Una vez mas la Asociación Turística Tierras de Iranzu,
cargada de dinamismo, imaginación y esfuerzo ha hecho propuestas concretas por
varios canales de información y para una fecha determinada como es la Semana
Santa, días clave en el movimiento turístico nacional. Además de lo anterior,
el éxito de Tierras de Iranzu está en centrarse en una zona geográfica
determinada, algo difícil de conjugar en el resto de la merindad y sino piensen
en que pueden tener en común una actividad de Aranarache o Larraona con otra de
Lodosa o Mendavia, por poner un ejemplo. Pero en este estado autonómico en el
cual las mugas administrativas son mucho mas fuertes e infranqueables que las
antiguas fronteras medievales, pensar en una oferta turística transversal para
el valle medio del Ebro o para la montaña navarro-alavesa con la vía verde del
ferrocarril vasco-navarro o las sierras comunes, es soñar un imposible.
Tierras de
Iranzu supo aprovechar además esa especie de estrés colectivo en el que se ha
convertido la Semana Santa, de gente desesperada por buscar actividades,
visitas, alojamientos y lugares en los que pasar los días de vacaciones, como
si nos obligaran a salir de casa y disfrutar sí o sí de unas, por supuesto,
merecidas vacaciones.
Huyendo de la
aglomeración elegimos una propuesta alternativa y minoritaria como es la visita
al pueblo de Garísoain. Encaramado en la ladera de una serreta que baja de los
montes de Guirguillano hacia Lerate, su caserío forma un privilegiado balcón al
valle de Guesálaz y al embalse de Alloz.
Lo primero que
nos cuenta la amable guía es que el rey Sancho el Sabio donó en el año 1172
todo el pueblo con sus casas, tierras, montes, iglesias y ermitas a una criada
llamada María González.
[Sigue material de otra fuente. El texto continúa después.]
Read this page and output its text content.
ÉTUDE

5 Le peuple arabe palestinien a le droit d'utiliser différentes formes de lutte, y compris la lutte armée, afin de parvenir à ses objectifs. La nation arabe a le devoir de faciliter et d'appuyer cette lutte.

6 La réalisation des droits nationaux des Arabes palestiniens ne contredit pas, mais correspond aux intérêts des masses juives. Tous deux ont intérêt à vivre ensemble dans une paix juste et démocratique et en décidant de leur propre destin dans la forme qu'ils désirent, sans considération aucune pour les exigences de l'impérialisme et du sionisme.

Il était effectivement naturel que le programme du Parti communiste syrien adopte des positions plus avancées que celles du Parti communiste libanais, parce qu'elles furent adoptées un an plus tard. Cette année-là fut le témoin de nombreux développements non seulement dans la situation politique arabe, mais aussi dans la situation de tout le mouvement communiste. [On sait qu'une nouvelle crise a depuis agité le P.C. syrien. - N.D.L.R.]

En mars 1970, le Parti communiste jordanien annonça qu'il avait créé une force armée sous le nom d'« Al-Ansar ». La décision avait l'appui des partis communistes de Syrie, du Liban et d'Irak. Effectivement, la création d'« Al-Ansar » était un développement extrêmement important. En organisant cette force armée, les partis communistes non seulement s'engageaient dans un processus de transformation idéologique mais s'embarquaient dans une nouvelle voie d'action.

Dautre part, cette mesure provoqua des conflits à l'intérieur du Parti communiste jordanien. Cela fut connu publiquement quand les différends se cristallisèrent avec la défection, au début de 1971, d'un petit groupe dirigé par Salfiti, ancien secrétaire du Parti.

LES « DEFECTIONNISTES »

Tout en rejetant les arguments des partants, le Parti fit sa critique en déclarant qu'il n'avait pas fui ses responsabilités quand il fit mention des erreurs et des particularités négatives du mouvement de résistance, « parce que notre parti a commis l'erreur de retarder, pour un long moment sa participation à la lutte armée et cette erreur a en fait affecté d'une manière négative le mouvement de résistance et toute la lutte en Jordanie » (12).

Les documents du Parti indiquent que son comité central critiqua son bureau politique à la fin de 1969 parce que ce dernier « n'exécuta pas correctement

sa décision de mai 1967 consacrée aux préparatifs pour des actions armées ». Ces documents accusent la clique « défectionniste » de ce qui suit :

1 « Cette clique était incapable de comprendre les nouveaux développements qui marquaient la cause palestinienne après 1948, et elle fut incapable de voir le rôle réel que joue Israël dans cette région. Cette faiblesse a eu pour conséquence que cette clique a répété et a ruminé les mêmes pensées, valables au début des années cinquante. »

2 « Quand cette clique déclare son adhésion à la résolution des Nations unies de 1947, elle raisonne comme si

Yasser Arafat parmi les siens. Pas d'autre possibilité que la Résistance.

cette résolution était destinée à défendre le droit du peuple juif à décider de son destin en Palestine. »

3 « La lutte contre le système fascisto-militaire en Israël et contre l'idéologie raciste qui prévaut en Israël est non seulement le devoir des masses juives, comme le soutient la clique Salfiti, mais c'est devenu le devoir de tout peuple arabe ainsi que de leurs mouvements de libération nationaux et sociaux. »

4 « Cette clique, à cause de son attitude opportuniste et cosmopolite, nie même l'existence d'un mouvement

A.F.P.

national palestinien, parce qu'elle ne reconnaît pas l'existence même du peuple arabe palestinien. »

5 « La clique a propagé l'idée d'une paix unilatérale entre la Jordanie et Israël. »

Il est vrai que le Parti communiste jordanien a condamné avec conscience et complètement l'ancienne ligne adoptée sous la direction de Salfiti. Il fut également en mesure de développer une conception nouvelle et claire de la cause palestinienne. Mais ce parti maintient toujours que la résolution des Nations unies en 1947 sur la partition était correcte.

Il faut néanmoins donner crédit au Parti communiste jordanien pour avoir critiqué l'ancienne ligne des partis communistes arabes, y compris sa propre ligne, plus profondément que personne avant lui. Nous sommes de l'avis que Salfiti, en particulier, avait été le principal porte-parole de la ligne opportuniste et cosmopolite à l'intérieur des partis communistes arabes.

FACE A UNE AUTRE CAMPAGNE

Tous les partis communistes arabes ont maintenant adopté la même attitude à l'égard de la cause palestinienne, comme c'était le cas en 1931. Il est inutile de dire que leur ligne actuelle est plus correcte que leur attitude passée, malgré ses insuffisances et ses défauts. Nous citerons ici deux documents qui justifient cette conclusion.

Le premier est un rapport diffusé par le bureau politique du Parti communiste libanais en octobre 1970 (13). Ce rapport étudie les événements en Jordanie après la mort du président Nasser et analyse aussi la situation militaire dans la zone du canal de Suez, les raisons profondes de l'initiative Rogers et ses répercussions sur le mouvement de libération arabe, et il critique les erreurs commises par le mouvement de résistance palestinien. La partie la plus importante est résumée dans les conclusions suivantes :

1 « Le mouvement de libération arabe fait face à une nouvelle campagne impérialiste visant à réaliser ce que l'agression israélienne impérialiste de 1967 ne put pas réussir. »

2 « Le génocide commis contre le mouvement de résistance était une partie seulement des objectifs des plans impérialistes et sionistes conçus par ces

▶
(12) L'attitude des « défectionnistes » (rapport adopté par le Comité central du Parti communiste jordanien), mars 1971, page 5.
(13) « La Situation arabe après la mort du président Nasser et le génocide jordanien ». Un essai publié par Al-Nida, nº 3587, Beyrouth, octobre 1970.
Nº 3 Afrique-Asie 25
Ésta a su vez, desbordada quizá por tanta riqueza para
su humilde condición, lo entregó todo a un clérigo de Puente la Reina.
Del románico de
su iglesia primitiva sólo queda la portada con sus arquivoltas y decoraciones
jaquesas y de puntas de diamante. Lo que más llama la atención al visitante es
que el interior de la iglesia de Garísoain acoge un auténtico museo donde se
conservan varias obras de la mejor saga de escultores navarros de los siglos
XVI y XVII, los Imberto de Estella. Pero ¿por qué en este recóndito pueblo
trabajaron con dedicación y prodigio artistas de tanto talento como para hacer,
además del retablo mayor, cuatro retablos de otras tantas ermitas –hoy ya
desaparecidas- y dedicadas a San Cristóbal, San Ildefonso, San Ciriaco y Santa
Catalina? Pues porque hubo un abad culto, letrado, con título de bachiller y
preocupado por su iglesia llamado Juan de Salinas, que casó a su sobrino
Gonzalo de Salinas –residente también en Garísoain- con Catalina Imberto, hija
de Pedro Imberto, primogénito y heredero del fundador de la dinastía en
Estella.
Y allí
trabajaron los Imberto durante años, en tallas de nogal finas y curiosas, con
sorpresas del saber y de la naturaleza, como el profeta Elías al lado de un
Ginkgo biloba, el árbol mas viejo del mundo, un mítico del lejano oriente chino
y japonés, el único que sobrevivió a la bomba atómica de Hiroshima.
Todo porque
cuando se disponían a decorar y pintar la antigua iglesia románica, en enero de
1569, los pinceladores olvidaron apagar el fuego con el que calentaban el tarro
de los colores, prendieron los tablones que usaban como andamios y las llamas
arrasaron completamente la iglesia. De sus cenizas surgió, para nuestro
deleite, la mejor obra de Bernabé Imberto.